Supporting the Student Experience

The Audubon Room’s revealing collections

Audubon Heron

Audubon’s Birds of America highlight the Library treasures displayed in the Audubon Room. Above Audubon’s Great Blue Heron.

Thanks to the generosity of Dr. Bernard J. Sivak (BA ’50),  Jennifer R. Poteat and Stephen S. Clark (BSEME ’74, MBA ’76), students and the public now have better access than ever to some of U-M Library’s greatest holdings.

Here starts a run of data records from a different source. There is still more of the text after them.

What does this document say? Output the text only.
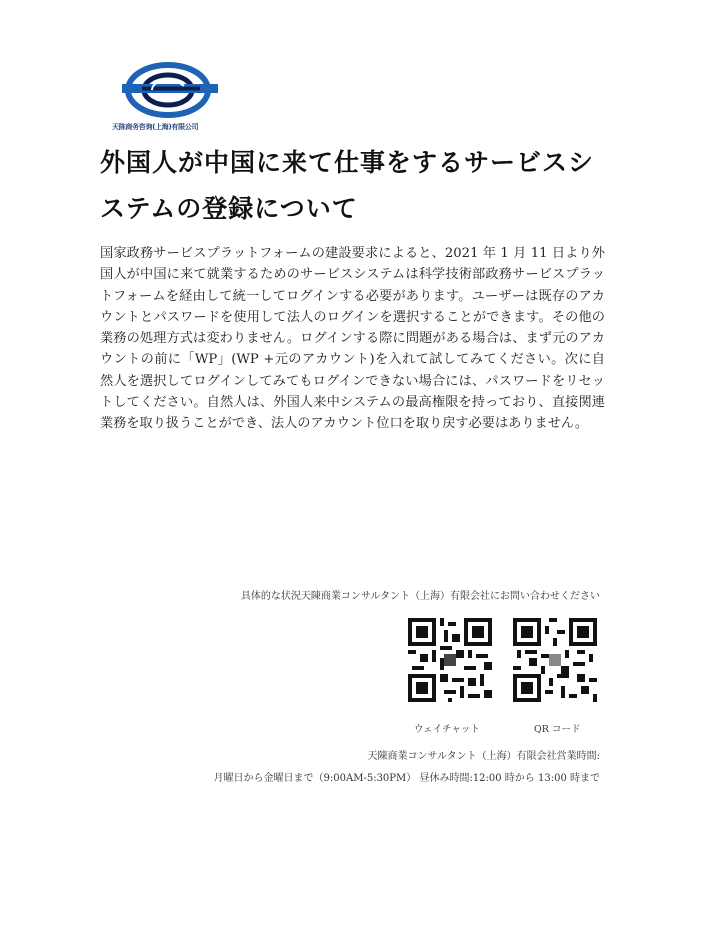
天陈商务咨询(上海)有限公司
外国人が中国に来て仕事をするサービスシステムの登録について

国家政務サービスプラットフォームの建設要求によると、2021 年 1 月 11 日より外国人が中国に来て就業するためのサービスシステムは科学技術部政務サービスプラットフォームを経由して統一してログインする必要があります。ユーザーは既存のアカウントとパスワードを使用して法人のログインを選択することができます。その他の業務の処理方式は変わりません。ログインする際に問題がある場合は、まず元のアカウントの前に「WP」(WP +元のアカウント)を入れて試してみてください。次に自然人を選択してログインしてみてもログインできない場合には、パスワードをリセットしてください。自然人は、外国人来中システムの最高権限を持っており、直接関連業務を取り扱うことができ、法人のアカウント位口を取り戻す必要はありません。

具体的な状況天陳商業コンサルタント（上海）有限会社にお問い合わせください
ウェイチャット	QR コード
天陳商業コンサルタント（上海）有限会社営業時間:
月曜日から金曜日まで（9:00AM-5:30PM） 昼休み時間:12:00 時から 13:00 時まで
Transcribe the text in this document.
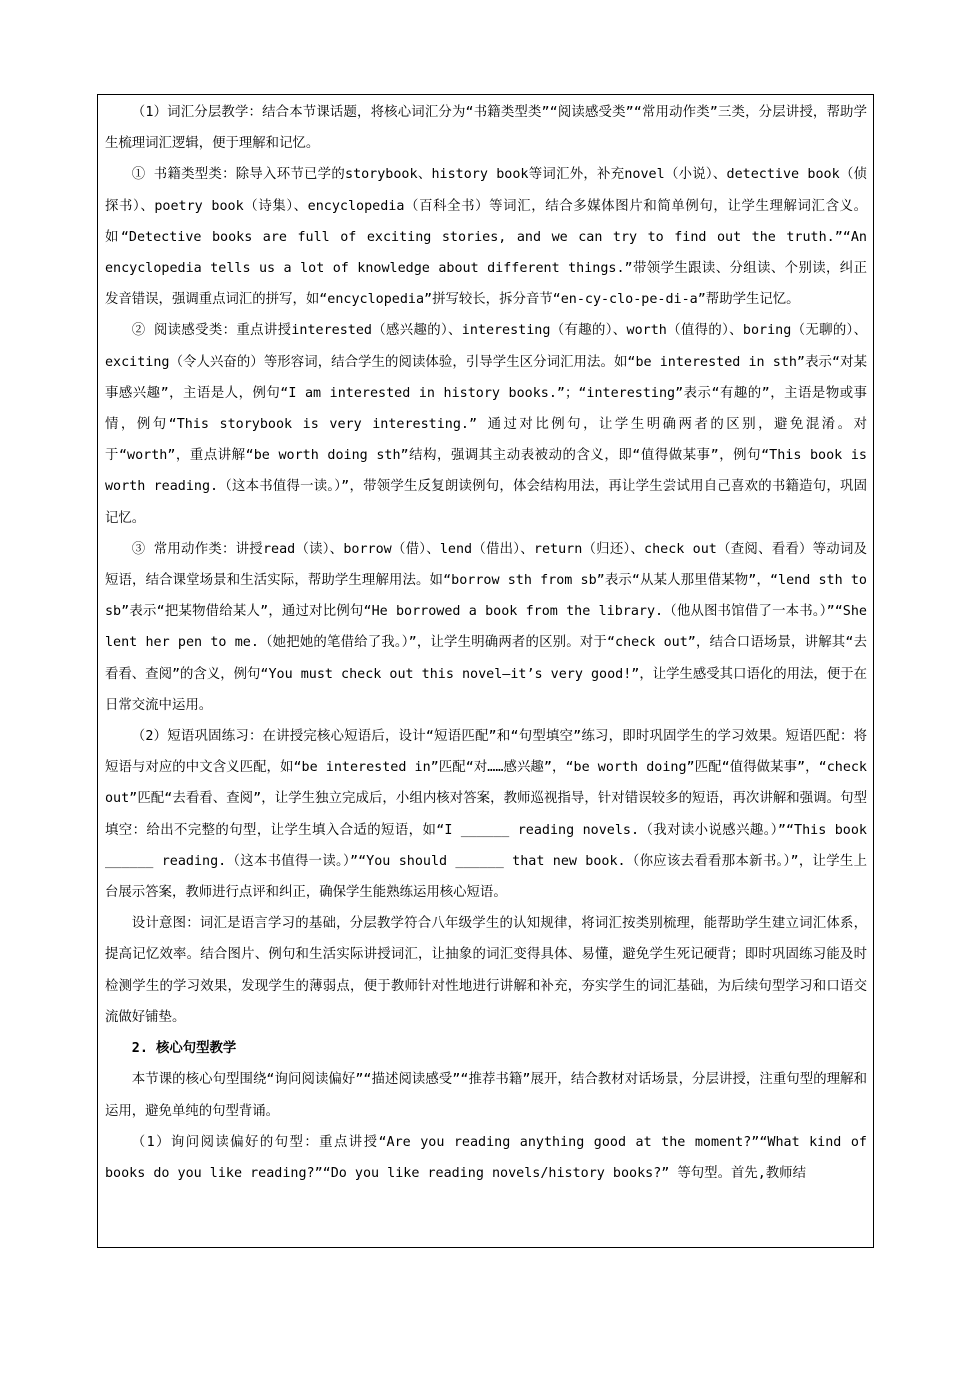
（1）词汇分层教学：结合本节课话题，将核心词汇分为“书籍类型类”“阅读感受类”“常用动作类”三类，分层讲授，帮助学生梳理词汇逻辑，便于理解和记忆。

① 书籍类型类：除导入环节已学的storybook、history book等词汇外，补充novel（小说）、detective book（侦探书）、poetry book（诗集）、encyclopedia（百科全书）等词汇，结合多媒体图片和简单例句，让学生理解词汇含义。如“Detective books are full of exciting stories, and we can try to find out the truth.”“An encyclopedia tells us a lot of knowledge about different things.”带领学生跟读、分组读、个别读，纠正发音错误，强调重点词汇的拼写，如“encyclopedia”拼写较长，拆分音节“en-cy-clo-pe-di-a”帮助学生记忆。

② 阅读感受类：重点讲授interested（感兴趣的）、interesting（有趣的）、worth（值得的）、boring（无聊的）、exciting（令人兴奋的）等形容词，结合学生的阅读体验，引导学生区分词汇用法。如“be interested in sth”表示“对某事感兴趣”，主语是人，例句“I am interested in history books.”；“interesting”表示“有趣的”，主语是物或事情，例句“This storybook is very interesting.” 通过对比例句，让学生明确两者的区别，避免混淆。对于“worth”，重点讲解“be worth doing sth”结构，强调其主动表被动的含义，即“值得做某事”，例句“This book is worth reading.（这本书值得一读。）”，带领学生反复朗读例句，体会结构用法，再让学生尝试用自己喜欢的书籍造句，巩固记忆。

③ 常用动作类：讲授read（读）、borrow（借）、lend（借出）、return（归还）、check out（查阅、看看）等动词及短语，结合课堂场景和生活实际，帮助学生理解用法。如“borrow sth from sb”表示“从某人那里借某物”，“lend sth to sb”表示“把某物借给某人”，通过对比例句“He borrowed a book from the library.（他从图书馆借了一本书。）”“She lent her pen to me.（她把她的笔借给了我。）”，让学生明确两者的区别。对于“check out”，结合口语场景，讲解其“去看看、查阅”的含义，例句“You must check out this novel—it’s very good!”，让学生感受其口语化的用法，便于在日常交流中运用。

（2）短语巩固练习：在讲授完核心短语后，设计“短语匹配”和“句型填空”练习，即时巩固学生的学习效果。短语匹配：将短语与对应的中文含义匹配，如“be interested in”匹配“对……感兴趣”，“be worth doing”匹配“值得做某事”，“check out”匹配“去看看、查阅”，让学生独立完成后，小组内核对答案，教师巡视指导，针对错误较多的短语，再次讲解和强调。句型填空：给出不完整的句型，让学生填入合适的短语，如“I ______ reading novels.（我对读小说感兴趣。）”“This book ______ reading.（这本书值得一读。）”“You should ______ that new book.（你应该去看看那本新书。）”，让学生上台展示答案，教师进行点评和纠正，确保学生能熟练运用核心短语。

设计意图：词汇是语言学习的基础，分层教学符合八年级学生的认知规律，将词汇按类别梳理，能帮助学生建立词汇体系，提高记忆效率。结合图片、例句和生活实际讲授词汇，让抽象的词汇变得具体、易懂，避免学生死记硬背；即时巩固练习能及时检测学生的学习效果，发现学生的薄弱点，便于教师针对性地进行讲解和补充，夯实学生的词汇基础，为后续句型学习和口语交流做好铺垫。

2. 核心句型教学

本节课的核心句型围绕“询问阅读偏好”“描述阅读感受”“推荐书籍”展开，结合教材对话场景，分层讲授，注重句型的理解和运用，避免单纯的句型背诵。

（1）询问阅读偏好的句型：重点讲授“Are you reading anything good at the moment?”“What kind of books do you like reading?”“Do you like reading novels/history books?” 等句型。首先,教师结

Through their support, the Library was able to create the new Audubon Room in Fall 2009. Located on the ground floor of the Harlan Hatcher Graduate Library, the space -- with signage that proclaims the “Treasures of the University Library” -- has been equipped with custom display cases and lighting to exhibit the Library’s rare materials safely and share them with the widest possible audience.

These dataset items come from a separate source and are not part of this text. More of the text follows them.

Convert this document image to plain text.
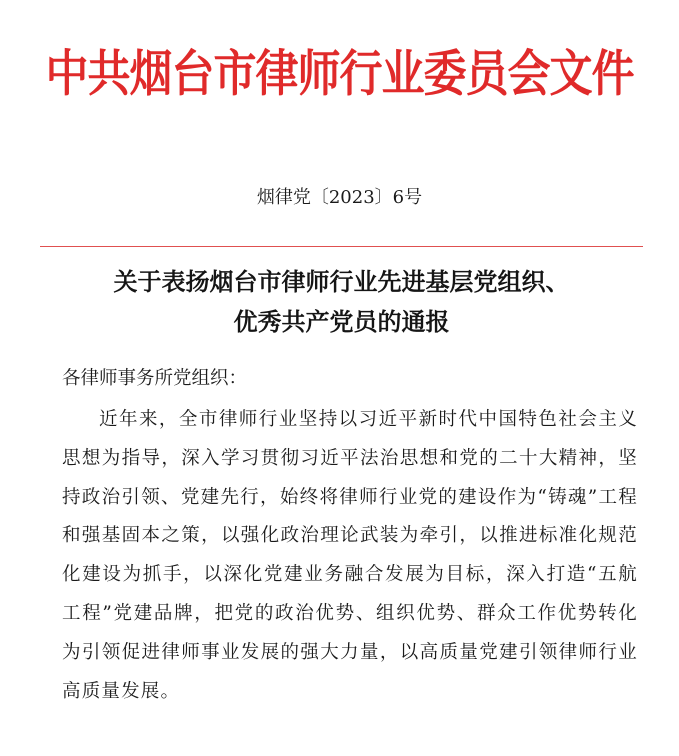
中共烟台市律师行业委员会文件
烟律党〔2023〕6号
关于表扬烟台市律师行业先进基层党组织、
优秀共产党员的通报
各律师事务所党组织：
近年来，全市律师行业坚持以习近平新时代中国特色社会主义思想为指导，深入学习贯彻习近平法治思想和党的二十大精神，坚持政治引领、党建先行，始终将律师行业党的建设作为“铸魂”工程和强基固本之策，以强化政治理论武装为牵引，以推进标准化规范化建设为抓手，以深化党建业务融合发展为目标，深入打造“五航工程”党建品牌，把党的政治优势、组织优势、群众工作优势转化为引领促进律师事业发展的强大力量，以高质量党建引领律师行业高质量发展。
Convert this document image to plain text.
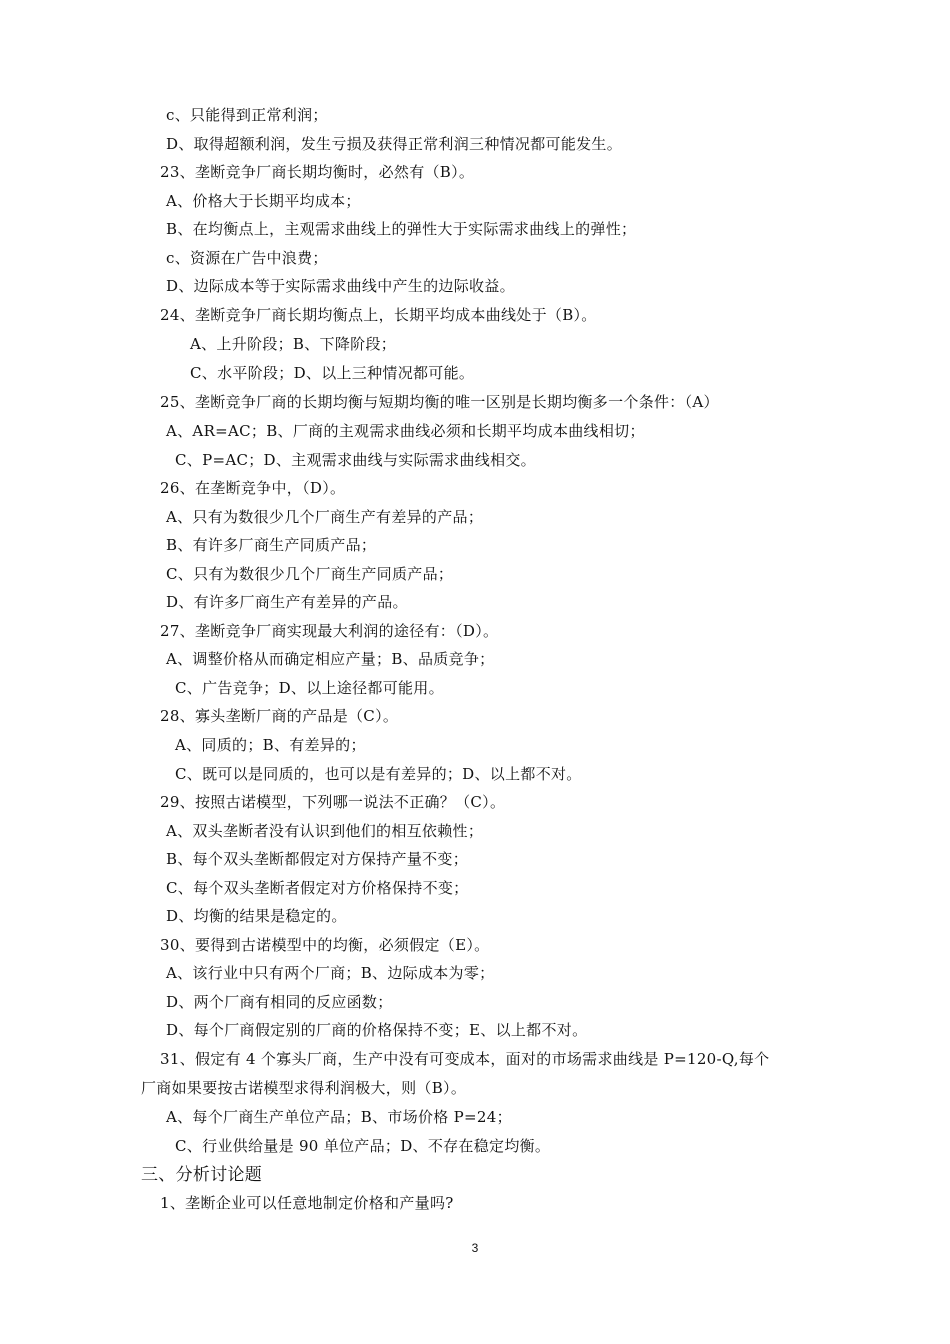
c、只能得到正常利润；
D、取得超额利润，发生亏损及获得正常利润三种情况都可能发生。
23、垄断竞争厂商长期均衡时，必然有（B）。
A、价格大于长期平均成本；
B、在均衡点上，主观需求曲线上的弹性大于实际需求曲线上的弹性；
c、资源在广告中浪费；
D、边际成本等于实际需求曲线中产生的边际收益。
24、垄断竞争厂商长期均衡点上，长期平均成本曲线处于（B）。
A、上升阶段；B、下降阶段；
C、水平阶段；D、以上三种情况都可能。
25、垄断竞争厂商的长期均衡与短期均衡的唯一区别是长期均衡多一个条件：（A）
A、AR=AC；B、厂商的主观需求曲线必须和长期平均成本曲线相切；
C、P=AC；D、主观需求曲线与实际需求曲线相交。
26、在垄断竞争中，（D）。
A、只有为数很少几个厂商生产有差异的产品；
B、有许多厂商生产同质产品；
C、只有为数很少几个厂商生产同质产品；
D、有许多厂商生产有差异的产品。
27、垄断竞争厂商实现最大利润的途径有：（D）。
A、调整价格从而确定相应产量；B、品质竞争；
C、广告竞争；D、以上途径都可能用。
28、寡头垄断厂商的产品是（C）。
A、同质的；B、有差异的；
C、既可以是同质的，也可以是有差异的；D、以上都不对。
29、按照古诺模型，下列哪一说法不正确？（C）。
A、双头垄断者没有认识到他们的相互依赖性；
B、每个双头垄断都假定对方保持产量不变；
C、每个双头垄断者假定对方价格保持不变；
D、均衡的结果是稳定的。
30、要得到古诺模型中的均衡，必须假定（E）。
A、该行业中只有两个厂商；B、边际成本为零；
D、两个厂商有相同的反应函数；
D、每个厂商假定别的厂商的价格保持不变；E、以上都不对。
31、假定有 4 个寡头厂商，生产中没有可变成本，面对的市场需求曲线是 P=120-Q,每个
厂商如果要按古诺模型求得利润极大，则（B）。
A、每个厂商生产单位产品；B、市场价格 P=24；
C、行业供给量是 90 单位产品；D、不存在稳定均衡。
三、分析讨论题
1、垄断企业可以任意地制定价格和产量吗?
3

The permanent display of John James Audubon’s Birds of America anchors the rotating exhibits. Pages of the five-by-three-foot “double-elephant folio” are turned weekly. The U-M Library traces its roots to the 1838 purchase of this extraordinary, eight-volume collection of Audubon’s hand-colored prints. The Special Collections Library houses the complete set. A major investment at the time, the $970 acquisition signaled the Regents’ intent to build the U-M into a world-class educational institution.

Other rarities displayed periodically in The Audubon Room range from a 400-year-old manuscript in Galileo’s hand extolling the virtues of the telescope to the Doge of Venice, to an unpublished music manuscript by composer Claude Debussy. Earlier this year, an exhibit in the Audubon Room focused on the history of the Bible, showcasing such pieces as a letter from St. Paul to the Ephesians written in Greek on papyrus in the 2nd Century C.E. -- the oldest known copy of this portion of the New Testament – as well as a 1611 copy of the King James Bible.

The Audubon Room is open Monday through Friday from 8:30 a.m. to 7 p.m., Saturday from 10 a.m. to 6 p.m. and Sunday from 1 p.m. to 7 p.m.